Government needs to question “what it does, why it does it and how it does it,” Howell said. “History has demonstrated time and time again that market forces work” in key infrastructure, such as telecommunications. “Why not highways, bridges and tunnels? I want to make free markets in general, and public-private partnerships in particular, a much bigger part of Virginia’s transportation future.”

 

Hanging over Howell’s words, though, is the fight for control of the GOP caucus. After last session’s $1.4 billion tax vote, anti-tax challengers vowed to unseat Republicans who backed the deal. But they failed: only one House GOP incumbent lost in yesterday’s primaries.

 

Now the weakened anti-tax movement faces an uphill battle to counter State Sen. John Chichester, the powerful chairman of the Senate Finance Committee and a supporter of increased state transportation funding.

 

The forum was hosted by the Fredericksburg Regional Chamber of Commerce, which covers Howell’s home turf in Stafford County. The group gave Howell a polite hearing, but openly supported Howell’s two opponents, Bob Chase, president of the Northern Virginia Transportation Alliance, and Steve Haner, vice president for public policy at the Virginia Chamber of Commerce.

 

At one point Howell rhetorically asked the audience members, do you really think low- to moderate-income workers can afford a higher gas tax? “YES,” came a voice from the back of the room, to scattered laughter. “Who said that?” Howell asked. “Come on, be brave.”

 

Howell pressed on, describing other transportation projects around the country that have been turned over to the private sector.

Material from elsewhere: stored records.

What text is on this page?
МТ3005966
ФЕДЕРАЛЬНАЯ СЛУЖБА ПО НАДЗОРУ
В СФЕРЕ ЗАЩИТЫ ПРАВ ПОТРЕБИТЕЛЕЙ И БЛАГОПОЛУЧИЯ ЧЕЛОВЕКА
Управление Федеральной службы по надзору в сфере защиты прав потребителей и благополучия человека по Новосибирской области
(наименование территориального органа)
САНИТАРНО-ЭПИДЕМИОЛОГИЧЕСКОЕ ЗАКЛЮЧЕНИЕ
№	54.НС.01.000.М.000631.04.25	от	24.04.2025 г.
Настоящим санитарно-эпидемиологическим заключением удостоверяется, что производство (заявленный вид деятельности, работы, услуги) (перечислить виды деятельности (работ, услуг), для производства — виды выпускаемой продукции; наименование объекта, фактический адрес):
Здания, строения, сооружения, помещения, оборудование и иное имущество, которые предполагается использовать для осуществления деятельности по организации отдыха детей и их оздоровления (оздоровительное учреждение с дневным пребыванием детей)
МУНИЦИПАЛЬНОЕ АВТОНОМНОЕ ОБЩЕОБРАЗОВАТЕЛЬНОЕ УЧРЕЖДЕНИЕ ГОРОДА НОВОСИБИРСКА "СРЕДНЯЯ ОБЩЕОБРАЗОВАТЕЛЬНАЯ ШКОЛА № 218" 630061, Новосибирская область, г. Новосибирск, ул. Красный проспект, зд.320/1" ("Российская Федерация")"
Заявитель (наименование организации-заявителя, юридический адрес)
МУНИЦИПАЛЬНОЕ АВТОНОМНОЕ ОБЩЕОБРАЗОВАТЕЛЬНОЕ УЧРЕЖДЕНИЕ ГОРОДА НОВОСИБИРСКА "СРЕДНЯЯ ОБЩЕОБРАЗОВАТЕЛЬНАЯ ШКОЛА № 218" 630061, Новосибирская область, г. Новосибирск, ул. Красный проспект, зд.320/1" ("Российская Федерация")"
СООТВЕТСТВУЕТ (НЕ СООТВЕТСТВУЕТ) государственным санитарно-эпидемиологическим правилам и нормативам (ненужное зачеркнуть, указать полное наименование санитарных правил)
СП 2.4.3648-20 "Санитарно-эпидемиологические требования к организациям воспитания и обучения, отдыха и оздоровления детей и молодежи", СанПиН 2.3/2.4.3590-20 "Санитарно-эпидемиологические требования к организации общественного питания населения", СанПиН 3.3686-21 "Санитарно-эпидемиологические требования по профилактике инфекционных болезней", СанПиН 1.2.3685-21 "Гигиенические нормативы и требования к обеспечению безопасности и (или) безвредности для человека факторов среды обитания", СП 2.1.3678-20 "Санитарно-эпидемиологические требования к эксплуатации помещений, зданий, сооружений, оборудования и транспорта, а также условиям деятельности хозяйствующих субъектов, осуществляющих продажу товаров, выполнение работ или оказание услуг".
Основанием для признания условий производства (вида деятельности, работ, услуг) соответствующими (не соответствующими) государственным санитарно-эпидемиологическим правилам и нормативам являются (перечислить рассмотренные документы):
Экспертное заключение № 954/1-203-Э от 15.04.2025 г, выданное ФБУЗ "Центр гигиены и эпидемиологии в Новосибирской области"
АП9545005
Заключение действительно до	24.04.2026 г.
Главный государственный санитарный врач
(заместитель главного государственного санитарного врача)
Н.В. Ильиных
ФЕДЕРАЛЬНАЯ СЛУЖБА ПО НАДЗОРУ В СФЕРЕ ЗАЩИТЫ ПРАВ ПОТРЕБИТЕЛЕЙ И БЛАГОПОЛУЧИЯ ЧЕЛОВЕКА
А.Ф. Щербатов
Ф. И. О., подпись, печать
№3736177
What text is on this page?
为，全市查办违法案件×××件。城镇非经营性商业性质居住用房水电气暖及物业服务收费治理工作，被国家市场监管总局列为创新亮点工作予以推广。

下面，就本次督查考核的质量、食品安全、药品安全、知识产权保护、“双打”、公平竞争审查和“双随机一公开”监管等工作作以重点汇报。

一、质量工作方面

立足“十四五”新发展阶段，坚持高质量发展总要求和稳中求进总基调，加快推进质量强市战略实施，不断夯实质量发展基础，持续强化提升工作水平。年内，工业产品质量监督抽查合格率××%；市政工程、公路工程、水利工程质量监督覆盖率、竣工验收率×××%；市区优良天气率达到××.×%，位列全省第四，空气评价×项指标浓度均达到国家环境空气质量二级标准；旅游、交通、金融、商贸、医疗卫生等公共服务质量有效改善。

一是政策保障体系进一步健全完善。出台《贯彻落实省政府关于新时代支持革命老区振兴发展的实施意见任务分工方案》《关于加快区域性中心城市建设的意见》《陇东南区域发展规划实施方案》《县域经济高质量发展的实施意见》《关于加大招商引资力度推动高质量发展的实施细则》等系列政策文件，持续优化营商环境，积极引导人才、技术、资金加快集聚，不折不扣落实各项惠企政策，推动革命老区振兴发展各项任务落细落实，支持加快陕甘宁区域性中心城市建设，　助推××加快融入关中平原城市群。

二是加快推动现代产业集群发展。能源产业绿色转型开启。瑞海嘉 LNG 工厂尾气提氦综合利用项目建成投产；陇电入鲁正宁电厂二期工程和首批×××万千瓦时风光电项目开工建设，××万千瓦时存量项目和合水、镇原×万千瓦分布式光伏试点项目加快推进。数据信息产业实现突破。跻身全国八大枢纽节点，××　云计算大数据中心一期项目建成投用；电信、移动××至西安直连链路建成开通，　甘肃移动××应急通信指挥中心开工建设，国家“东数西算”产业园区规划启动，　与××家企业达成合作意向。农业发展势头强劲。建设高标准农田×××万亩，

Last year Chicago signed a $1.8 billion deal to privatize the Chicago Skyway, an eight-mile toll road. Indiana is thinking of selling the Indiana Turnpike. In Texas, state officials have signed a deal with a Spanish firm that will invest $6 billion in private funds to build a part of the Trans-Texas Corridor and give the state a $1.2 billion franchise fee. “Imagine what we could do with that money,” Howell said.

 

What’s more, Howell said an investment banker told him that properties such as the Dulles Toll Road or the Chesapeake Bay Bridge-Tunnel could be sold quickly to investors. “We could do a deal like that in six months if we had the will and the mind to do it.”

 

After hearing Howell’s pitch, though, Haner just shook his head. Private companies are willing to invest in road projects because they expect to get the money back in higher tolls, he said. “[Howell] talks about these public-private partnerships as if the money falls out of the sky,” Haner said. “These tolls are going to kill people.”

 

Haner and Chase argued that the state is in a transportation-funding crisis that threatens its economic health.

 

Chase touted estimates that the state is “conservatively” about $3 billion short a year on transportation funding and said Howell’s approach would provide for only 10 percent to 20 percent.   Both men repeated their support for raising the state’s gas tax, which hasn’t gone up since 1986, despite inflation and a 79 percent increase in the number of vehicle miles traveled. They also pleaded for support from the gathered business people. “It’s a numbers game,” Chase said. “Elected officials count heads.”

 

Chase also countered opponents of a gas tax hike, saying that drivers have already absorbed a $1 increase in gas prices in the past three years. With gas prices dropping, drivers would accept a 25-cent per gallon tax increase if it meant better roads, he says. “Sitting in traffic is a tax, and you get nothing in return for that except stress and frustration.”

 

Howell said that two private proposals to built HOT lanes down Interstate 95 in Northern Virginia sat unexamined for nine months because VDOT didn’t have the staff to review them. “That’s outrageous,” he said. “We need to make approving PPTA proposals a higher priority.”

 

There were still skeptics. “I happen to agree with practically everything Bill Howell said,” said Charles McDaniel, chairman of the nearby Hilldrup Moving and Storage. “But I think if you did everything Bill Howell said, it’s still not going to be enough.”

 

Howell, though, urged patience. “It’s going to take time, it’s going to take money, and it’s going to take serious reform,” he said. “All of us must be open to new ideas.”